The American retail landscape is witnessing a significant shift as major retailers intensify their push into the gasoline market. Walmart and Costco are leading this charge, strategically expanding their fuel station networks to capture more consumer dollars and drive store traffic.
Recent data from the National Association of Convenience Stores shows fuel retailers operating on razor-thin margins of just 10 to 15 cents per gallon. Yet major retailers are aggressively expanding in this space, with Walmart announcing plans to add 1,000 fuel stations to its network over the next several years, potentially doubling its current footprint.
I’ve been tracking this trend for the past decade, and what we’re seeing represents a fundamental shift in how Americans buy gas. The integration of fuel purchasing into the broader shopping experience is creating new competitive dynamics that traditional gas stations simply can’t match.
“Fuel is increasingly becoming a loss leader for large-format retailers,” explains Neil Saunders, managing director at GlobalData Retail. “It’s not about making money on gas—it’s about getting customers onto their properties and into their stores where the real profits are generated.”
The numbers tell a compelling story. Costco, which currently operates about 670 gas stations across its warehouse network, has seen fuel sales become a major traffic driver. According to the company’s financial reports, approximately 50% of Costco members buy gas at their stations. Once on site, these customers frequently continue into the warehouse for additional purchases.

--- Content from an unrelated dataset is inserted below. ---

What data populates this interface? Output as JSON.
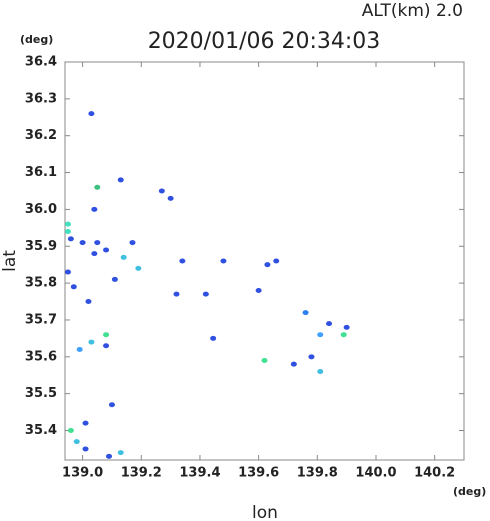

Financial analysts at Morgan Stanley estimate that Costco’s gas business generates about $20 billion annually, representing roughly 10% of the company’s total revenue. The retailer’s membership model allows it to sell gas at prices that average 20 to 30 cents below market rates in many locations.
For consumers, the expansion creates more options in a market long dominated by traditional gas station operators and oil companies. In interviews with shoppers at a Walmart Supercenter in suburban Chicago, I found most cited convenience and price as primary motivators for fueling up at retail locations.
“I save about $5 each time I fill up here,” said Maria Hernandez, a regular Walmart shopper. “Plus, I can grab groceries right after without making another stop.”
The strategy extends beyond just Walmart and Costco. Dollar General has been experimenting with fuel offerings at select locations, while regional grocery chains like Kroger have long used gas discounts to boost customer loyalty.
Industry experts note that these expansions could potentially reshape the U.S. fuel retail market. Currently, traditional convenience stores sell approximately 80% of the gasoline purchased in America, according to data from the Energy Information Administration.
“The traditional gas station model is under threat,” says Frank Beard, retail analyst at GasBuddy. “Major retailers have the advantage of scale, brand recognition, and the ability to use fuel as a customer acquisition tool rather than a profit center.”
The timing of this expansion is particularly interesting given the ongoing transition toward electric vehicles. While EV adoption continues to grow, with the International Energy Agency projecting EVs will account for 35% of new car sales by 2030, retailers appear to be betting on a prolonged transition period where traditional fueling remains essential.
Walmart has begun installing EV charging stations at select locations while continuing its gas station expansion. This dual approach suggests the retail giant sees both as complementary rather than contradictory strategies.
“Smart retailers are playing both the short and long game,” explains Sarah Mendelsohn, energy transition analyst at BloombergNEF. “Gas stations will remain relevant for decades, but building charging infrastructure now positions them for the future.”
For traditional fuel retailers like 7-Eleven and Circle K, the expanded competition presents significant challenges. These operators typically rely on in-store purchases of high-margin items to offset thin fuel margins. As big-box retailers capture more fuel customers, convenience stores may need to reinvent their value proposition.
The competitive landscape is further complicated by regional differences in regulation. Some states have restrictions on below-cost fuel pricing or require separate entrances for gas stations attached to retailers, potentially limiting expansion in certain markets.
Looking ahead, consumers can expect more integration between fuel purchasing and retail loyalty programs. Walmart+, the retailer’s membership program, already offers discounts on fuel, while Costco’s gas stations remain exclusive to members.
The expansion also raises questions about market concentration. As major retailers capture larger shares of the fuel market, pricing power could become increasingly concentrated among fewer players, potentially affecting long-term competition.
For the average American driver, however, the immediate impact is likely to be positive, with more options and potentially lower prices. The question remains whether traditional gas stations can adapt to this new competitive reality or if we’re witnessing the beginning of a major restructuring of how Americans fuel their vehicles.
What’s clear is that gas stations are evolving from standalone fueling locations to integrated components of broader retail environments. For retailers like Walmart and Costco, fuel isn’t just another product—it’s a strategic tool in the battle for consumer loyalty and spending.